Gov. Pete Ricketts of Nebraska visited campus on Monday to speak at a luncheon hosted by the Omicron Delta Kappa leadership honorary and the President’s Office. Brooke Conrad | The Collegian


Gov. Pete Ricketts of Nebraska visited campus on Monday to speak at a luncheon hosted by the Omicron Delta Kappa leadership honorary and the President’s Office. In his talk, entitled “Taming the Leviathan: Reducing the Size and Scope of Government,” the governor discussed how he has applied his business experience, which includes serving as the Chief Operating Officer of TD Ameritrade, to state governance.


Q: Nebraska is the only state to have a unicameral legislature. Do you think this is an effective system of government?

A: Like any system, it’s got pluses and minuses. On the plus side, I am told we are less polarized than other state houses, and I think that makes it easier for us to work on different solutions. From my perspective, one of the challenges a one-house system presents is that I’m the only check and balance in the system. So it puts a lot more pressure on the executive branch when it comes to bad bills that might come out of the body to try and stop those.

Q: I want to talk about the death penalty repeal bill, which you vetoed, which was followed by a veto override, and then ended up on the ballot last November after you helped get enough votes for a petition. Why is this issue important to you?

A: The death penalty is an important tool to protect public safety, in particular for protecting our law enforcement officers, and I also think about it from the standpoint of our corrections officers. We ask our corrections officers to go into our prisons, and without that additional sanction of a death penalty, we put our corrections officers at risk. And so that’s why I personally think it’s important for protecting the public safety.

Q: In your speech today, you talked about your efforts to run the government like a business and that you treat citizens like customers; can you talk more about this approach?

A: I’ll give you an example from our Department of Environmental Quality. For our general air construction permit, we reduced the time to issue a permit from weeks or months to just a day or two. We’ve also put some of those processes online so we can streamline the process and allow customers to input the data themselves. So by focusing on things like that and starting to treat people like customers, it starts to change that mentality with regard to how I do my job.
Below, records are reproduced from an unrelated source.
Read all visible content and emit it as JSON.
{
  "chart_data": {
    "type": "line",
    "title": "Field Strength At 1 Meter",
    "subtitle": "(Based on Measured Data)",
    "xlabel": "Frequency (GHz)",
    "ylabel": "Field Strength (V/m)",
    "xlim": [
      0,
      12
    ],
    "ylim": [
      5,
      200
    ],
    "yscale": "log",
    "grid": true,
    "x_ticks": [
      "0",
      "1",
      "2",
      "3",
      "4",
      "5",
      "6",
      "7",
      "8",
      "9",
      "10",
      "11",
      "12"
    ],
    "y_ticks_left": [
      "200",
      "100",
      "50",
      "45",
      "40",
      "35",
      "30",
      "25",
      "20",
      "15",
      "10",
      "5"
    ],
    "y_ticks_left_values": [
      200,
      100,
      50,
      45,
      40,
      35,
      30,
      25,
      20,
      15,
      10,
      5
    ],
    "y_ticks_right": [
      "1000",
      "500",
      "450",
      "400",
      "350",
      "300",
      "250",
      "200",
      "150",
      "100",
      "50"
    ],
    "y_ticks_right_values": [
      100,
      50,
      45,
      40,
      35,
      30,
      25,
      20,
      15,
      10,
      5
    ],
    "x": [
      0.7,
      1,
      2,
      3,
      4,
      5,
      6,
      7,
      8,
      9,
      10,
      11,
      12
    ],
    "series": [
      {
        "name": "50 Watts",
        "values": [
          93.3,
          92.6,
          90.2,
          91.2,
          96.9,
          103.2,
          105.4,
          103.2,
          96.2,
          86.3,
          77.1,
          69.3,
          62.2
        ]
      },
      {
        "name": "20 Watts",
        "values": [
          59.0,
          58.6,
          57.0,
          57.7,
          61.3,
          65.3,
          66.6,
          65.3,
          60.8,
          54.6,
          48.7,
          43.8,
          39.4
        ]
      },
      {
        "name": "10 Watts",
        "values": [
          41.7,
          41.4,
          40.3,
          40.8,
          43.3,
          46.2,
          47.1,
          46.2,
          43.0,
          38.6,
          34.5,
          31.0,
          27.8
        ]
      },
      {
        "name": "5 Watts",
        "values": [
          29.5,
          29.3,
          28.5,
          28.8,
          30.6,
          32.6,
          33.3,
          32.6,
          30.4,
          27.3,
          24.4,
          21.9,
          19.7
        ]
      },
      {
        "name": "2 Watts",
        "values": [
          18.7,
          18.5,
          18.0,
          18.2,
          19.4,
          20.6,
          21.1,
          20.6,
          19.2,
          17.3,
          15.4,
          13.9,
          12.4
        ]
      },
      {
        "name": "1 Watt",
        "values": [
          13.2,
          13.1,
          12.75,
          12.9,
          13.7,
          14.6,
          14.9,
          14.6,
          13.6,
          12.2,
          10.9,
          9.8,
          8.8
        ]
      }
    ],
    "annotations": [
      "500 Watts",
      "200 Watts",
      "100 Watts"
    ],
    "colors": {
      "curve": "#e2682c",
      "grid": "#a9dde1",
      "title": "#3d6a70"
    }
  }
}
Q: I wanted to talk a little bit about the Keystone Pipeline—how do you respond to landowners who are concerned about it?

A: We have a Public Service Commission who is reviewing the pipeline application, and they will rule this month whether or not that pipeline serves the public interest. I think they will, because it’s important for our country, for energy independence. But it’s also good for Nebraska; it’s going to create a couple thousand jobs while they’re building the pipeline, and it will create some ongoing jobs afterwards, and it will also help the property tax base in those counties it will run through, giving them the ability to build roads and schools and so forth. And frankly, we’ve got 29,000 miles of pipeline already crossing our state, and pipelines are shown to be one of the safest ways we can transport materials like this.

Q: What are some of the most important issues in Nebraska right now, and what do you hope to accomplish by the end of your term?

A: Our whole vision for the state of Nebraska is to grow. Forbes already ranks us the No.1 state for regulatory environment, and we know that’s a big deal when companies are thinking about expanding or moving to Nebraska. We also have to focus on controlling our spending, so that we can deliver tax relief, and we’ve done that. I’ve reduced the growth of government by 90 percent; it was growing at 6 percent before I took over as governor.

Q: Outside of politics, what do you like most about living in Nebraska?

A: The best thing about Nebraska is the people. Nebraskans are just incredibly warm, generous, hospitable, friendly people that care about each other.

Q: You also are on the board for the Chicago Cubs. How has the season gone this year?

A: Well, we made it to the playoffs for the third year in a row, and that hasn’t happened in over a century. So while we fell short of getting to the World Series, it was still a very good year, and we’ll look forward to re-tooling the team next year to be competitive again.